Social and Employment
Place
Ile-de-France., France
Sponsor
Julie Colin
Grant(s)
15.000 € to the Selection Committee at 2006/05/23
Project leader
Les Tréteaux Blancs
« Thanks to a complete show, with sets, a quality sound system, fantastic lighting and actors in amazing costumes, the hospitalized children enjoy a welcome escape from their usual setting. It’s a huge breath of fresh air for them and an extraordinary opportunity for exchanges. . »
Julie Colin
It’s the story of a parrot and a grain of dust… the new 2006 show of the theater company Les Tréteaux Blancs has all the ingredients to arouse the interest of the children: magic, mystery, dream and humor. And this is precisely what these spectators terribly lack: Les Tréteaux Blancs is in fact a theater school composed of some 30 adolescents who act out original plays for the hospitalized children.
Throughout the school year, the troupe of Tréteaux Blancs works every Wednesday afternoon in various workshops: stage, choreography, music, make-up, lights, costumes, decors, etc. It rehearses and stages texts specially written for it by professionals. Then in May, June, July and December, it performs before the young patients (handicapped or suffering from serious ailments) of the pediatric wards of the hospitals of Ile-de-France and the provinces. In 16 years of existence, it has performed on stage in 50 institutions, with 250 shows before about 15 000 children.

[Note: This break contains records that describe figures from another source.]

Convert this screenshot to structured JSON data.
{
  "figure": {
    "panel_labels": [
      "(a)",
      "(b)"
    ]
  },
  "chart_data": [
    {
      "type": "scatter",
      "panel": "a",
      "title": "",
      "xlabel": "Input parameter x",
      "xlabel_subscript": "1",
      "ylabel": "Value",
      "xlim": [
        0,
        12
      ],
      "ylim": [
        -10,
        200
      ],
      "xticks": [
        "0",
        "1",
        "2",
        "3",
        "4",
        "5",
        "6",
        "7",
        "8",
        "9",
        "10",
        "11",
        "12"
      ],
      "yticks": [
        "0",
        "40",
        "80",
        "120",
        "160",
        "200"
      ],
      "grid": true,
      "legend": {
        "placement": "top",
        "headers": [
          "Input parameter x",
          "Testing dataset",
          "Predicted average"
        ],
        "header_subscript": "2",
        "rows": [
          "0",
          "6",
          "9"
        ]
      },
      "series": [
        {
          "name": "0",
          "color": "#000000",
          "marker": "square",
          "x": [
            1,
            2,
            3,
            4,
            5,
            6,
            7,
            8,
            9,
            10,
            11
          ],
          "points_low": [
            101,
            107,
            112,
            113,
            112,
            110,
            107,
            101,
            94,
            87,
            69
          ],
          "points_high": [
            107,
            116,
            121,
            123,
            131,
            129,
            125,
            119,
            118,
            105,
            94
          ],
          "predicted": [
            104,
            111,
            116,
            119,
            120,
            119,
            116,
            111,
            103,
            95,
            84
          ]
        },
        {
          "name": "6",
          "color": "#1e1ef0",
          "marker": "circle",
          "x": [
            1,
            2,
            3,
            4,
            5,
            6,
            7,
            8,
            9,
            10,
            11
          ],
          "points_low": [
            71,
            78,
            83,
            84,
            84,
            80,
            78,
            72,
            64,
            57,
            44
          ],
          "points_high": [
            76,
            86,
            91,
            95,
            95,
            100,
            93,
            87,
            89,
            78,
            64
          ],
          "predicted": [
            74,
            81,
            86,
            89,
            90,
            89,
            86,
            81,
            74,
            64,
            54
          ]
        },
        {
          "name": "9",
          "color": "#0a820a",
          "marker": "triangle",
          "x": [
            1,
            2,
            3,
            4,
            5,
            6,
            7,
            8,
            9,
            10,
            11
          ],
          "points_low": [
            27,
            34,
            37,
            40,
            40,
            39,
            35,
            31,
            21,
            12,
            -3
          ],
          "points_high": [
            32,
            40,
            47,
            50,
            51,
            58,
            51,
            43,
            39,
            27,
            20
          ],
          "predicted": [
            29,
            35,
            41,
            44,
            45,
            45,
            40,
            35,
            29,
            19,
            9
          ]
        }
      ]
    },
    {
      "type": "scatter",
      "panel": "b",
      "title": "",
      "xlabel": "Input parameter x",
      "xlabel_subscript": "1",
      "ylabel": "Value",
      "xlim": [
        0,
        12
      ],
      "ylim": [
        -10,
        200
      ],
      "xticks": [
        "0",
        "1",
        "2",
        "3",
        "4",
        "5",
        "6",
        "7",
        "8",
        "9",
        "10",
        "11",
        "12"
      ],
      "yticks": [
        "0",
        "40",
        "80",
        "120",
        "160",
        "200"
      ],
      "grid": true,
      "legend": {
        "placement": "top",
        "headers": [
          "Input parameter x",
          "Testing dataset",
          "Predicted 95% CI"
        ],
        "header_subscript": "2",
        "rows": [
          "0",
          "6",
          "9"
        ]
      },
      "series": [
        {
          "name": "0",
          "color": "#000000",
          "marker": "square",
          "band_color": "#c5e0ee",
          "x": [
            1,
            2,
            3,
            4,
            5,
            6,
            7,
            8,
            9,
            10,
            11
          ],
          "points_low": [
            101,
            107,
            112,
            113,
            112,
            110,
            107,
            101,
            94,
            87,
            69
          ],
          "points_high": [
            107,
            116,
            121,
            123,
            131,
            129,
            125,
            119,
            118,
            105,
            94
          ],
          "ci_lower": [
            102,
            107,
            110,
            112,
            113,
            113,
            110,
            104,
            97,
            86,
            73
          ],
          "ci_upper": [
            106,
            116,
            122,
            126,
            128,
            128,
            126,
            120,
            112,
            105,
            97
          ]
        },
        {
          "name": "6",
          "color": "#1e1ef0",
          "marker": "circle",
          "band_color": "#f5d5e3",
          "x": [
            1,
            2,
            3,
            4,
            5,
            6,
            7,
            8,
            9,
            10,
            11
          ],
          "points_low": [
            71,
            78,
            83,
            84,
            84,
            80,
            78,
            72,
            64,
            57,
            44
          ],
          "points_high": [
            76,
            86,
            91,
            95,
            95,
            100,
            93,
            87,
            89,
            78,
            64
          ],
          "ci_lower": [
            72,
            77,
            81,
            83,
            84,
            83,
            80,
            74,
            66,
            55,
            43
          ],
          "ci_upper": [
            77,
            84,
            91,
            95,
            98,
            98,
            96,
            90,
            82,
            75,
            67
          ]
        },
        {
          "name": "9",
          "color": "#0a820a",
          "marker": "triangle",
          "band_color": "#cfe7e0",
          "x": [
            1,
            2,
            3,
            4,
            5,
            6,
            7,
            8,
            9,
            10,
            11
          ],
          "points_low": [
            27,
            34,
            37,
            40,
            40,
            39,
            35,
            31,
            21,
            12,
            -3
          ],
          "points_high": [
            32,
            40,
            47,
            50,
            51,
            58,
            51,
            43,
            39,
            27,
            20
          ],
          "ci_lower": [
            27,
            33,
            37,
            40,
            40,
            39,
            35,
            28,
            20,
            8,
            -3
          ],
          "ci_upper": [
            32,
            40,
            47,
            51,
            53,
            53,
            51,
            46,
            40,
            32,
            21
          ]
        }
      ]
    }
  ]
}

After the show, mixing and sharing
In 2006, “The Parrot and the Grain of Dust” was performed in some twenty pediatric centers of Ile-de-France and the Poitou region. After each performance, the young spectators are invited to participate in the show, and then converse with the actors over a snack.
To help this young troupe to replenish the equipment that it has used from the outset and which has become obsolete after 16 years of good and faithful services, Les Tréteaux Blancs has called on the generosity of partner companies. The 15 000 euros granted by Veolia foundation will enable it to acquire new stage equipment: sound and light systems, decors, seamstress and traditional stitcher for costumes. Who would have imagined a parrot in flamboyant plumage!